Nous sommes le 14 Ventôse de l’an II (4 mars 1794), il est 15 h 30 et il y a foule à cet endroit précis sur la ruelle du sommet des fortificat­ions qui ceinturent la ville au Sud. Le citoyen Agent National Diel s’y promène tout en veillant à l’ordre public tant il est vrai que cette partie excentrée de la ville voit fleurir toutes sortes de petits commerces aussi périphériq­ues qu’éphémères.

Le voilà qui aperçoit exposé à la vente sur une table tout un assortimen­t de tabatières. S’approchant, notre citoyen découvre sur les boîtes des portraits bien peu révolution­naires : Henri IV, Dumouriez, La Fayette… Bref, des figures interdites. Derrière la table se tient un individu qui a placé la cocarde de son chapeau sur la droite et non sur la gauche, comme le veut la loi. L’Agent National flaire le suspect. Interrogé, le marchand tente de se justifier en répliquant que d’autres vendaient de pareils objets sans être inquiétés. Le citoyen- agent se dirige alors vers le comité permanent de surveillan­ce près du Cours afin d’obtenir du renfort pour appréhende­r l’auteur du délit.

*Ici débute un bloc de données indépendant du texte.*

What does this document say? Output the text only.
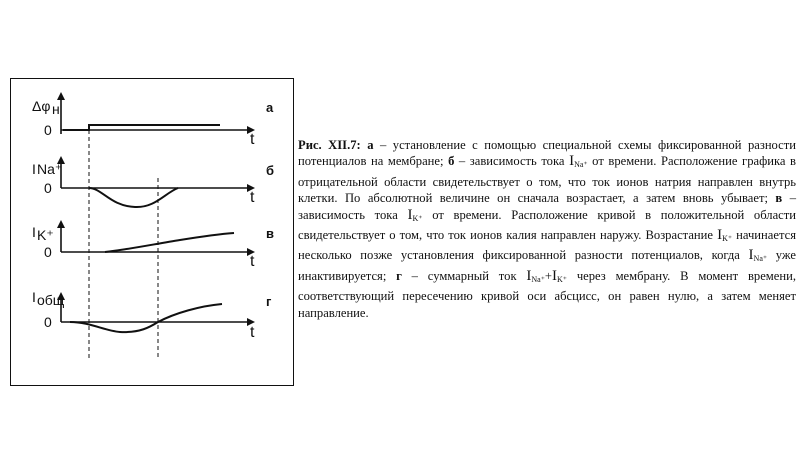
Δφ н
0
t
а
I Na⁺
0
t
б
I K⁺
0
t
в
I общ
0
t
г
Рис. XII.7: а – установление с помощью специальной схемы фиксированной разности потенциалов на мембране; б – зависимость тока $I_{Na^+}$ от времени. Расположение графика в отрицательной области свидетельствует о том, что ток ионов натрия направлен внутрь клетки. По абсолютной величине он сначала возрастает, а затем вновь убывает; в – зависимость тока $I_{K^+}$ от времени. Расположение кривой в положительной области свидетельствует о том, что ток ионов калия направлен наружу. Возрастание $I_{K^+}$ начинается несколько позже установления фиксированной разности потенциалов, когда $I_{Na^+}$ уже инактивируется; г – суммарный ток $I_{Na^+}+I_{K^+}$ через мембрану. В момент времени, соответствующий пересечению кривой оси абсцисс, он равен нулю, а затем меняет направление.
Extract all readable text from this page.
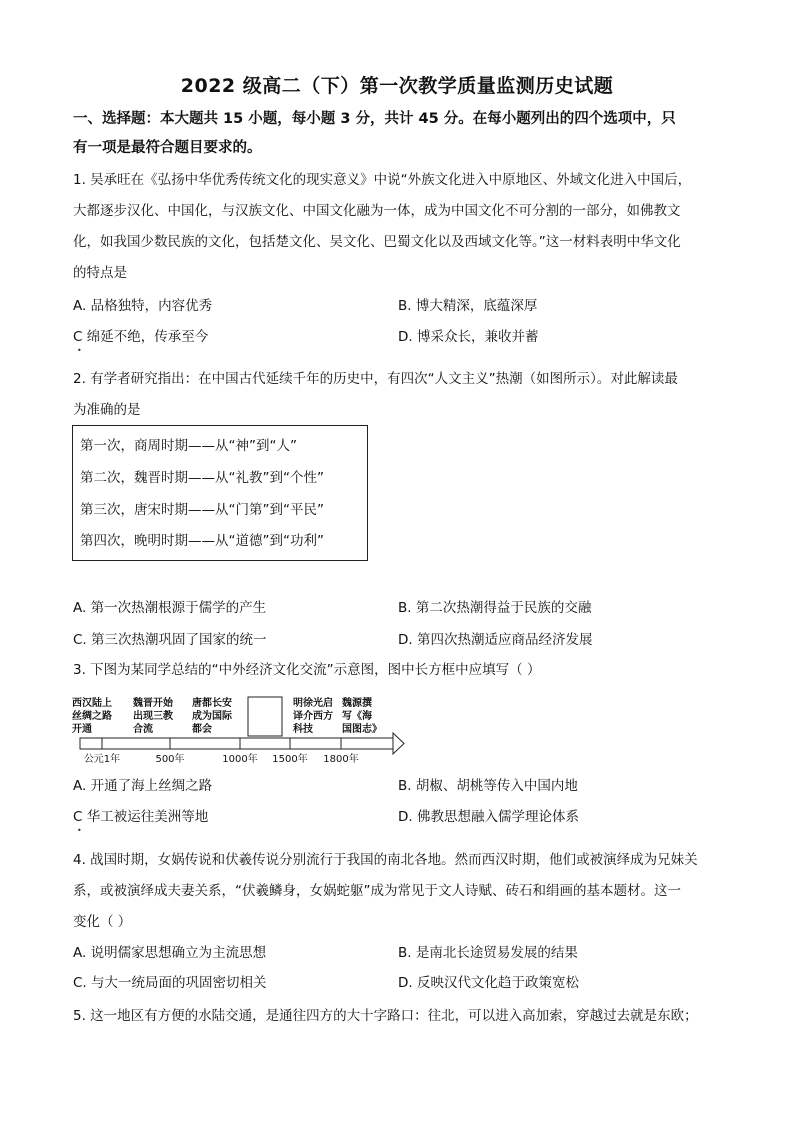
2022 级高二（下）第一次教学质量监测历史试题
一、选择题：本大题共 15 小题，每小题 3 分，共计 45 分。在每小题列出的四个选项中，只
有一项是最符合题目要求的。
1. 吴承旺在《弘扬中华优秀传统文化的现实意义》中说“外族文化进入中原地区、外域文化进入中国后，
大都逐步汉化、中国化，与汉族文化、中国文化融为一体，成为中国文化不可分割的一部分，如佛教文
化，如我国少数民族的文化，包括楚文化、吴文化、巴蜀文化以及西域文化等。”这一材料表明中华文化
的特点是
A. 品格独特，内容优秀	B. 博大精深，底蕴深厚
C 绵延不绝，传承至今	D. 博采众长，兼收并蓄
•
2. 有学者研究指出：在中国古代延续千年的历史中，有四次“人文主义”热潮（如图所示）。对此解读最
为准确的是
第一次，商周时期——从“神”到“人”
第二次，魏晋时期——从“礼教”到“个性”
第三次，唐宋时期——从“门第”到“平民”
第四次，晚明时期——从“道德”到“功利”
A. 第一次热潮根源于儒学的产生	B. 第二次热潮得益于民族的交融
C. 第三次热潮巩固了国家的统一	D. 第四次热潮适应商品经济发展
3. 下图为某同学总结的“中外经济文化交流”示意图，图中长方框中应填写（ ）
西汉陆上
丝绸之路
开通
魏晋开始
出现三教
合流
唐都长安
成为国际
都会
明徐光启
译介西方
科技
魏源撰
写《海
国图志》
公元1年	500年	1000年 1500年 1800年
A. 开通了海上丝绸之路	B. 胡椒、胡桃等传入中国内地
C 华工被运往美洲等地	D. 佛教思想融入儒学理论体系
•
4. 战国时期，女娲传说和伏羲传说分别流行于我国的南北各地。然而西汉时期，他们或被演绎成为兄妹关
系，或被演绎成夫妻关系，“伏羲鳞身，女娲蛇躯”成为常见于文人诗赋、砖石和绢画的基本题材。这一
变化（ ）
A. 说明儒家思想确立为主流思想	B. 是南北长途贸易发展的结果
C. 与大一统局面的巩固密切相关	D. 反映汉代文化趋于政策宽松
5. 这一地区有方便的水陆交通，是通往四方的大十字路口：往北，可以进入高加索，穿越过去就是东欧；
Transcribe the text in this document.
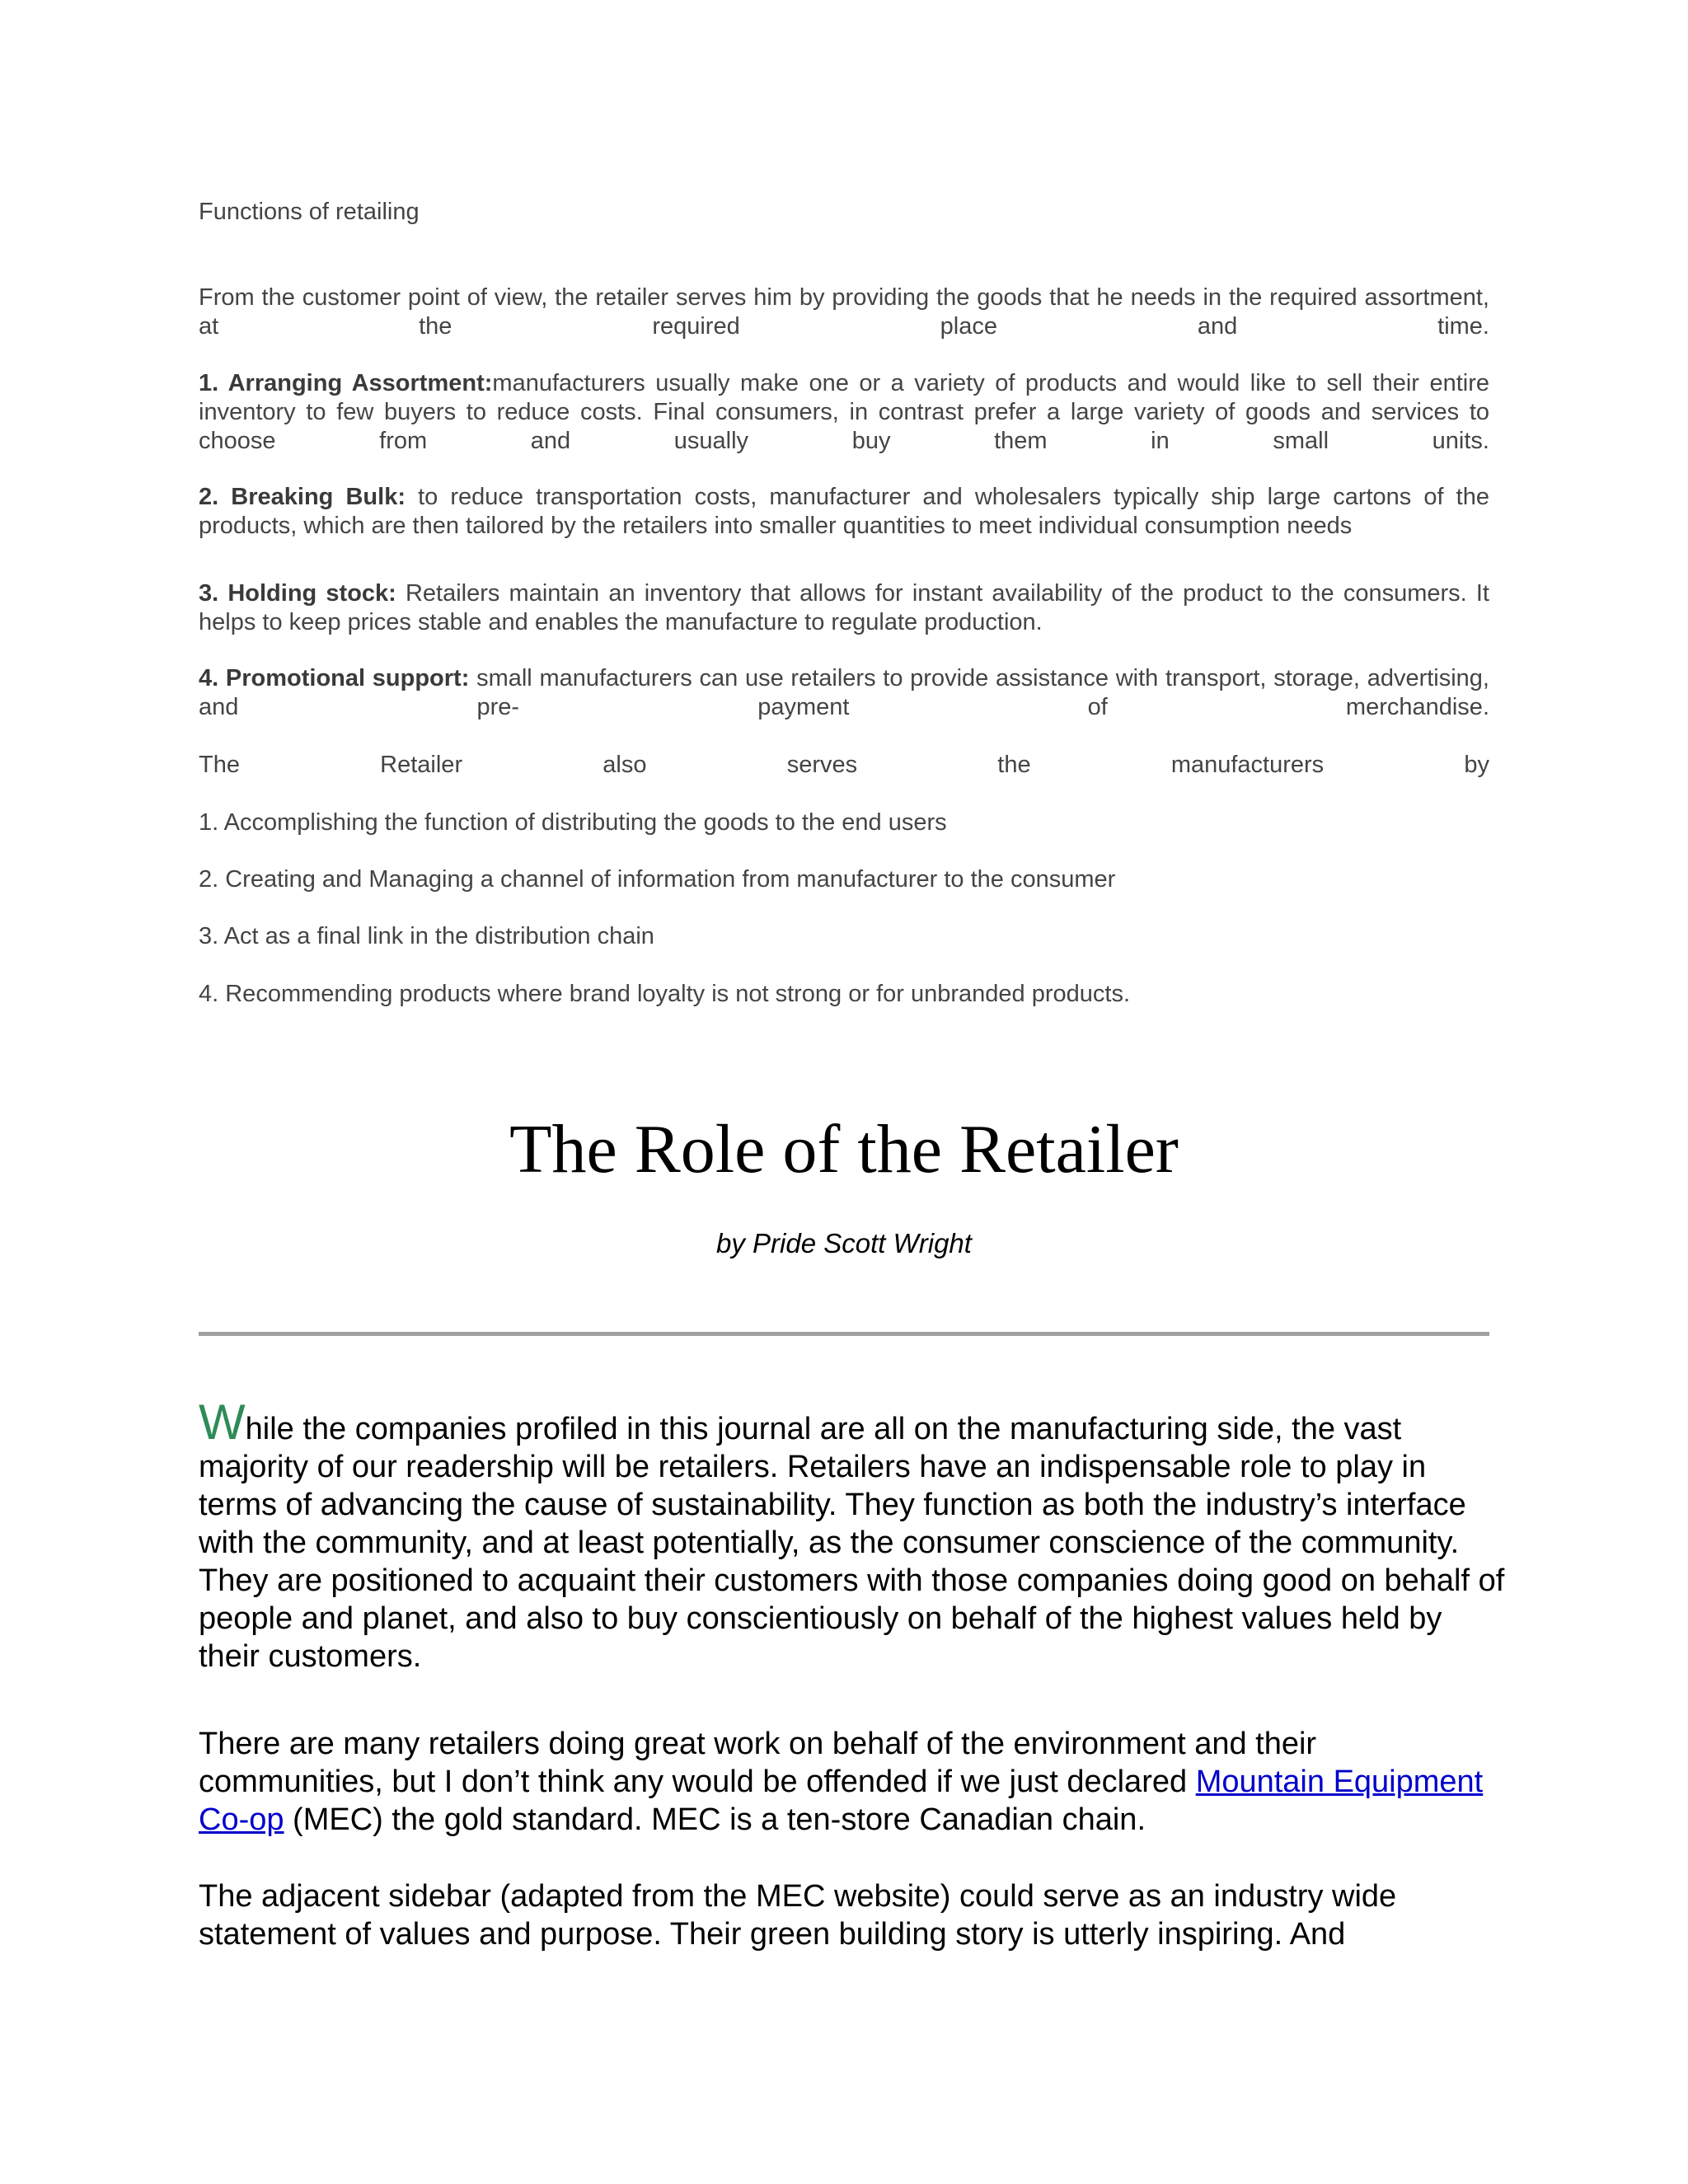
Functions of retailing
From the customer point of view, the retailer serves him by providing the goods that he needs in the required assortment, at the required place and time.
1. Arranging Assortment:manufacturers usually make one or a variety of products and would like to sell their entire inventory to few buyers to reduce costs. Final consumers, in contrast prefer a large variety of goods and services to choose from and usually buy them in small units.
2. Breaking Bulk: to reduce transportation costs, manufacturer and wholesalers typically ship large cartons of the products, which are then tailored by the retailers into smaller quantities to meet individual consumption needs
3. Holding stock: Retailers maintain an inventory that allows for instant availability of the product to the consumers. It helps to keep prices stable and enables the manufacture to regulate production.
4. Promotional support: small manufacturers can use retailers to provide assistance with transport, storage, advertising, and pre- payment of merchandise.
The Retailer also serves the manufacturers by
1. Accomplishing the function of distributing the goods to the end users
2. Creating and Managing a channel of information from manufacturer to the consumer
3. Act as a final link in the distribution chain
4. Recommending products where brand loyalty is not strong or for unbranded products.
The Role of the Retailer
by Pride Scott Wright
While the companies profiled in this journal are all on the manufacturing side, the vast majority of our readership will be retailers. Retailers have an indispensable role to play in terms of advancing the cause of sustainability. They function as both the industry’s interface with the community, and at least potentially, as the consumer conscience of the community. They are positioned to acquaint their customers with those companies doing good on behalf of people and planet, and also to buy conscientiously on behalf of the highest values held by their customers.
There are many retailers doing great work on behalf of the environment and their communities, but I don’t think any would be offended if we just declared Mountain Equipment Co-op (MEC) the gold standard. MEC is a ten-store Canadian chain.
The adjacent sidebar (adapted from the MEC website) could serve as an industry wide statement of values and purpose. Their green building story is utterly inspiring. And
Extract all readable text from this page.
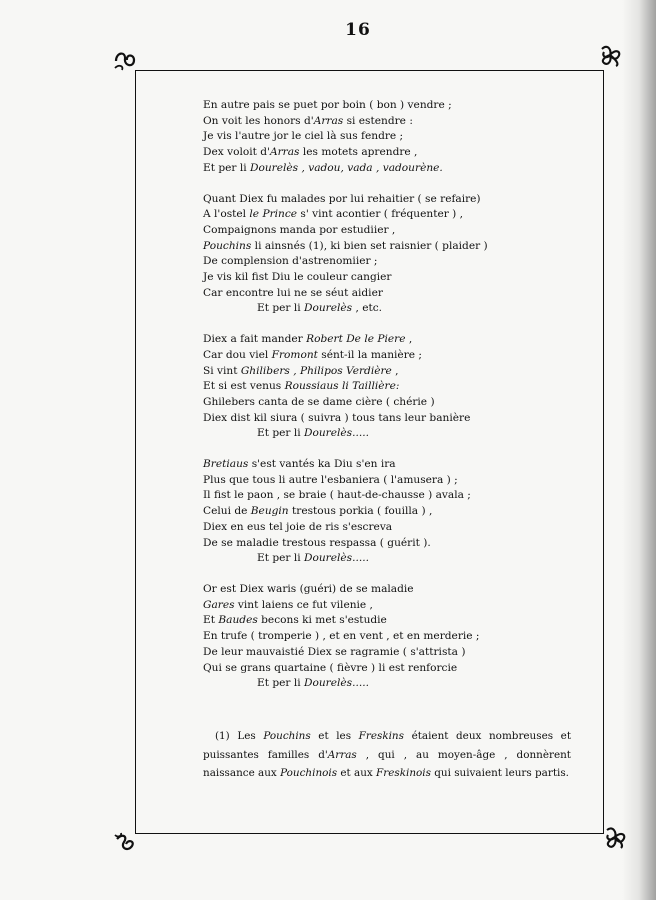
16
En autre pais se puet por boin ( bon ) vendre ;
On voit les honors d'Arras si estendre :
Je vis l'autre jor le ciel là sus fendre ;
Dex voloit d'Arras les motets aprendre ,
Et per li Dourelès , vadou, vada , vadourène.
Quant Diex fu malades por lui rehaitier ( se refaire)
A l'ostel le Prince s' vint acontier ( fréquenter ) ,
Compaignons manda por estudiier ,
Pouchins li ainsnés (1), ki bien set raisnier ( plaider )
De complension d'astrenomiier ;
Je vis kil fist Diu le couleur cangier
Car encontre lui ne se séut aidier
Et per li Dourelès , etc.
Diex a fait mander Robert De le Piere ,
Car dou viel Fromont sént-il la manière ;
Si vint Ghilibers , Philipos Verdière ,
Et si est venus Roussiaus li Taillière:
Ghilebers canta de se dame cière ( chérie )
Diex dist kil siura ( suivra ) tous tans leur banière
Et per li Dourelès.....
Bretiaus s'est vantés ka Diu s'en ira
Plus que tous li autre l'esbaniera ( l'amusera ) ;
Il fist le paon , se braie ( haut-de-chausse ) avala ;
Celui de Beugin trestous porkia ( fouilla ) ,
Diex en eus tel joie de ris s'escreva
De se maladie trestous respassa ( guérit ).
Et per li Dourelès.....
Or est Diex waris (guéri) de se maladie
Gares vint laiens ce fut vilenie ,
Et Baudes becons ki met s'estudie
En trufe ( tromperie ) , et en vent , et en merderie ;
De leur mauvaistié Diex se ragramie ( s'attrista )
Qui se grans quartaine ( fièvre ) li est renforcie
Et per li Dourelès.....
(1) Les Pouchins et les Freskins étaient deux nombreuses et puissantes familles d'Arras , qui , au moyen-âge , donnèrent naissance aux Pouchinois et aux Freskinois qui suivaient leurs partis.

Un laps de temps que ce dernier met à profit pour détruire les tabatières incriminée­s. Arrivé sur les lieux, le Comité permanent lui demande de décliner son identité. Il dit s’appeler Pierre Pedralio, marchand forain domicilié à Dieppe chez Viard, l’aubergiste de la rue du Lait, et il présente son passeport.

Vu la réaction instantané­e dudit Pedralio qui a rendu les tabatières royalistes impropres à la vente en les cassant dès que l’observatio­n lui a été faite, son passeport lui a été rendu et le comité lui a fermement interdit dorénavant d’exposer de tels objets à la vente.

Le citoyen Diel lui a ensuite ordonné de placer correcteme­nt la cocarde sur son chapeau. Elle se porte à gauche de la tête et non à droite, juste à l’aplomb entre l’oeil et l’oreille.